How does this compare to traditional record and replay tools that 'heal selectors'?

Traditional self-heal patches the test file. The selector changes from #checkout-btn to #buy-now-btn and the next run uses the new value. There is rarely a record, almost never a review queue, and usually no override path. The trust model is 'we know better than you'. Co-create platforms invert this: 'we noticed something, we made a tentative call, you decide if it sticks'. The cost is one human moment per heal. The benefit is that green stays meaningful.

Is build vs buy still a real debate, or is the answer always co-create?

Build still wins for teams with extreme platform surface area or extreme privacy constraints; you maintain the runtime because the alternatives do not exist for your workload. Buy still wins for teams with no QA engineering capacity at all and a willingness to trust the vendor's defaults; the platform does what it does, you accept the trade. Co-create wins everywhere in between, which is most teams. The question is not whether to co-create but on which axes to draw the line. Scenarios, overrides, and results stay yours. Runtime, model integration, and tooling stay vendor.

What if our platform vendor refuses to print the model and tool list?

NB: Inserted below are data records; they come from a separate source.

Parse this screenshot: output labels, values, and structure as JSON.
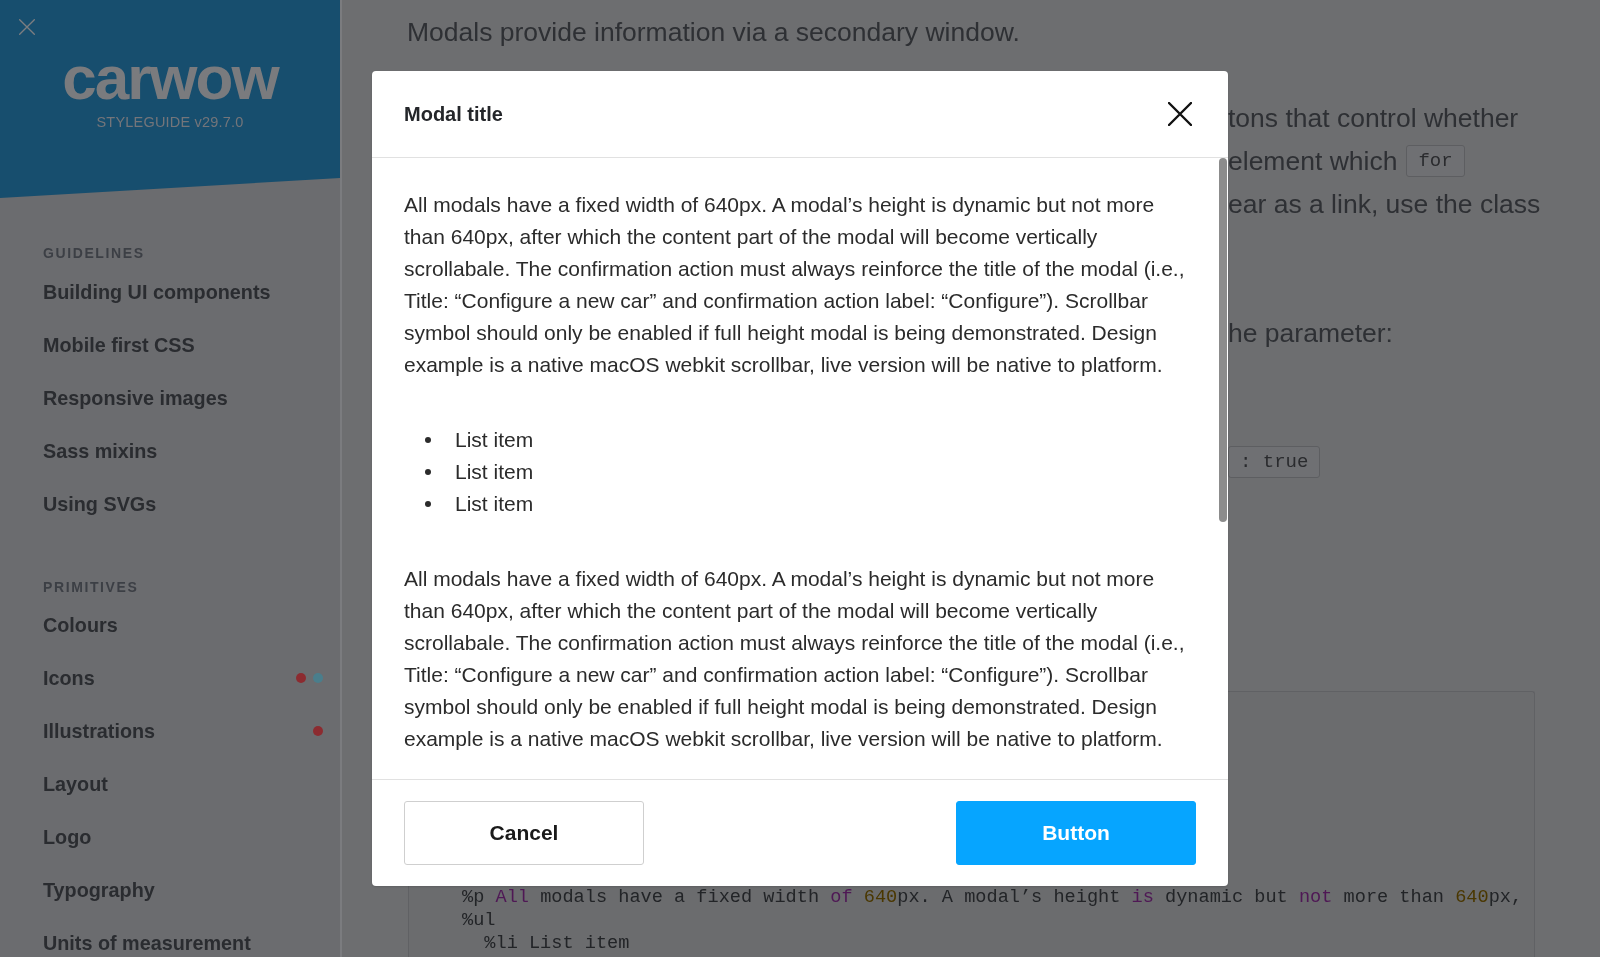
{
  "sidebar": {
    "logo": "carwow",
    "version": "STYLEGUIDE v29.7.0",
    "sections": [
      {
        "heading": "GUIDELINES",
        "items": [
          {
            "label": "Building UI components"
          },
          {
            "label": "Mobile first CSS"
          },
          {
            "label": "Responsive images"
          },
          {
            "label": "Sass mixins"
          },
          {
            "label": "Using SVGs"
          }
        ]
      },
      {
        "heading": "PRIMITIVES",
        "items": [
          {
            "label": "Colours"
          },
          {
            "label": "Icons",
            "dots": [
              {
                "color": "#8c2b30"
              },
              {
                "color": "#4a7e8c"
              }
            ]
          },
          {
            "label": "Illustrations",
            "dots": [
              {
                "color": "#8c2b30"
              }
            ]
          },
          {
            "label": "Layout"
          },
          {
            "label": "Logo"
          },
          {
            "label": "Typography"
          },
          {
            "label": "Units of measurement"
          }
        ]
      }
    ]
  },
  "page": {
    "intro": "Modals provide information via a secondary window.",
    "fragment_groups": [
      {
        "lines": [
          {
            "parts": [
              {
                "kind": "text",
                "text": "tons that control whether"
              }
            ]
          },
          {
            "parts": [
              {
                "kind": "text",
                "text": "element which"
              },
              {
                "kind": "code",
                "text": "for"
              }
            ]
          },
          {
            "parts": [
              {
                "kind": "text",
                "text": "ear as a link, use the class"
              }
            ]
          }
        ]
      },
      {
        "lines": [
          {
            "parts": [
              {
                "kind": "text",
                "text": "he parameter:"
              }
            ]
          }
        ]
      },
      {
        "lines": [
          {
            "parts": [
              {
                "kind": "code",
                "text": ": true"
              }
            ]
          }
        ]
      }
    ],
    "code_lines": [
      {
        "tokens": [
          {
            "kind": "plain",
            "text": "%p "
          },
          {
            "kind": "keyword",
            "text": "All"
          },
          {
            "kind": "plain",
            "text": " modals have a fixed width "
          },
          {
            "kind": "keyword",
            "text": "of "
          },
          {
            "kind": "number",
            "text": "640"
          },
          {
            "kind": "plain",
            "text": "px. A modal’s height "
          },
          {
            "kind": "keyword",
            "text": "is"
          },
          {
            "kind": "plain",
            "text": " dynamic but "
          },
          {
            "kind": "keyword",
            "text": "not"
          },
          {
            "kind": "plain",
            "text": " more than "
          },
          {
            "kind": "number",
            "text": "640"
          },
          {
            "kind": "plain",
            "text": "px,"
          }
        ]
      },
      {
        "tokens": [
          {
            "kind": "plain",
            "text": "%ul"
          }
        ]
      },
      {
        "tokens": [
          {
            "kind": "plain",
            "text": "  %li List item"
          }
        ]
      }
    ]
  },
  "modal": {
    "title": "Modal title",
    "body": [
      {
        "kind": "paragraph",
        "text": "All modals have a fixed width of 640px. A modal’s height is dynamic but not more than 640px, after which the content part of the modal will become vertically scrollabale. The confirmation action must always reinforce the title of the modal (i.e., Title: “Configure a new car” and confirmation action label: “Configure”). Scrollbar symbol should only be enabled if full height modal is being demonstrated. Design example is a native macOS webkit scrollbar, live version will be native to platform."
      },
      {
        "kind": "list",
        "items": [
          "List item",
          "List item",
          "List item"
        ]
      },
      {
        "kind": "paragraph",
        "text": "All modals have a fixed width of 640px. A modal’s height is dynamic but not more than 640px, after which the content part of the modal will become vertically scrollabale. The confirmation action must always reinforce the title of the modal (i.e., Title: “Configure a new car” and confirmation action label: “Configure”). Scrollbar symbol should only be enabled if full height modal is being demonstrated. Design example is a native macOS webkit scrollbar, live version will be native to platform."
      }
    ],
    "buttons": [
      {
        "kind": "secondary",
        "label": "Cancel"
      },
      {
        "kind": "primary",
        "label": "Button"
      }
    ]
  }
}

That is a strong signal that you cannot co-create with them, because you cannot reason about what the platform will do tomorrow. A model swap on the vendor side, a new tool added to the agent, a prompt change to the system prompt, all of these change the behavior of every test you run, and you have no audit trail. Pick a vendor whose source you can read or whose disclosures you can pin to specific lines.

How do we measure whether co-create is working?

Three numbers. First, the heal queue depth: how many pending decisions are waiting for review. Should be small and stable, not growing. Second, the override-to-scenario edit ratio: how often does a rejected heal trigger a scenario update vs a code fix. Tells you whether the platform is catching real regressions. Third, the time from heal to decision: a few hours is healthy, weeks means the queue is being ignored and green is silently degrading.